Now if you get a situation with easterly flow--like we have today, the air descends rapidly to the Oregon coast. When air descends it is compressed since pressure is higher near the surface that aloft. Compressing air causes it to warm (like in your bike tire pump). Thus, the tongue of coastal warming.

So forget Hawaii and head down I5 to the southern Oregon coast. But hurry. The situation is changing soon and rain will return on Friday to much of the area.
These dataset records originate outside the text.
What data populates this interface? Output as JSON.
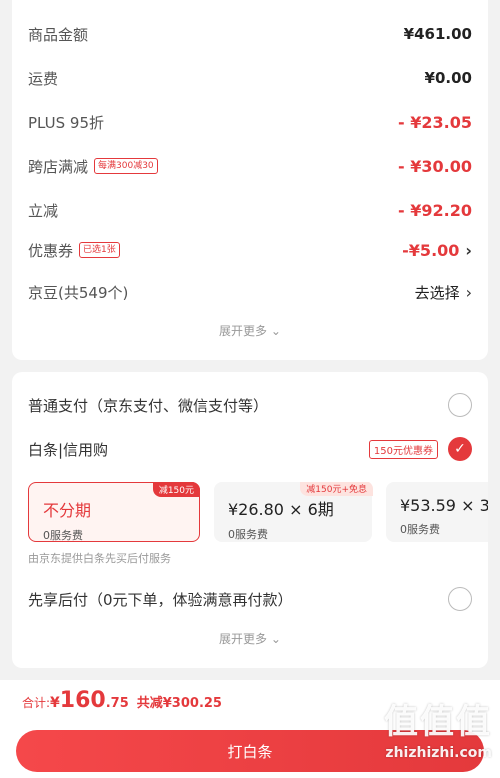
{
  "summary": {
    "rows": [
      {
        "label": "商品金额",
        "value": "¥461.00",
        "tag": ""
      },
      {
        "label": "运费",
        "value": "¥0.00",
        "tag": ""
      },
      {
        "label": "PLUS 95折",
        "value": "- ¥23.05",
        "tag": ""
      },
      {
        "label": "跨店满减",
        "value": "- ¥30.00",
        "tag": "每满300减30"
      },
      {
        "label": "立减",
        "value": "- ¥92.20",
        "tag": ""
      },
      {
        "label": "优惠券",
        "value": "-¥5.00",
        "tag": "已选1张"
      },
      {
        "label": "京豆(共549个)",
        "value": "去选择",
        "tag": ""
      }
    ],
    "more": "展开更多"
  },
  "payment": {
    "general_label": "普通支付（京东支付、微信支付等）",
    "baitiao_label": "白条|信用购",
    "baitiao_coupon": "150元优惠券",
    "plans": [
      {
        "main": "不分期",
        "sub": "0服务费",
        "badge": "减150元"
      },
      {
        "main": "¥26.80 × 6期",
        "sub": "0服务费",
        "badge": "减150元+免息"
      },
      {
        "main": "¥53.59 × 3",
        "sub": "0服务费",
        "badge": ""
      }
    ],
    "provider": "由京东提供白条先买后付服务",
    "later_label": "先享后付（0元下单，体验满意再付款）",
    "more": "展开更多"
  },
  "footer": {
    "total_label": "合计:",
    "total_yen": "¥",
    "total_int": "160",
    "total_dec": ".75",
    "discount": "共减¥300.25",
    "button": "打白条"
  },
  "watermark": {
    "big": "值值值",
    "small": "zhizhizhi.com"
  }
}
But the showers will only be temporary--by the end of the weekend our persistent ridge will rebuild and dry, mild conditions will return. La Nina lowland snowstorm? Very unlikely during the next seven days.

I understand there is wager between the well know local writers Knute Berger and Eli Sanders with Joni Balter of the Seattle Times regarding snow this winter (http://crosscut.com/blog/crosscut/20067/What-if-Seattle-s-rain-were-snow-/). Perhaps this game of chance should be open to the rest of us....

12 comments:

  1. Not to whine or anything, but I really just want some winter. This 55 degree stuff is frustrating.
    I know, I know, just wait till June, then we will have winter...
    Argh.

    I can't really even go to Mt. Hood for some winter because it's warm up there, too!

    Just 3 weeks of nothing above 35 degrees. A few flakes- maybe even a few inches of white. That's all I ask.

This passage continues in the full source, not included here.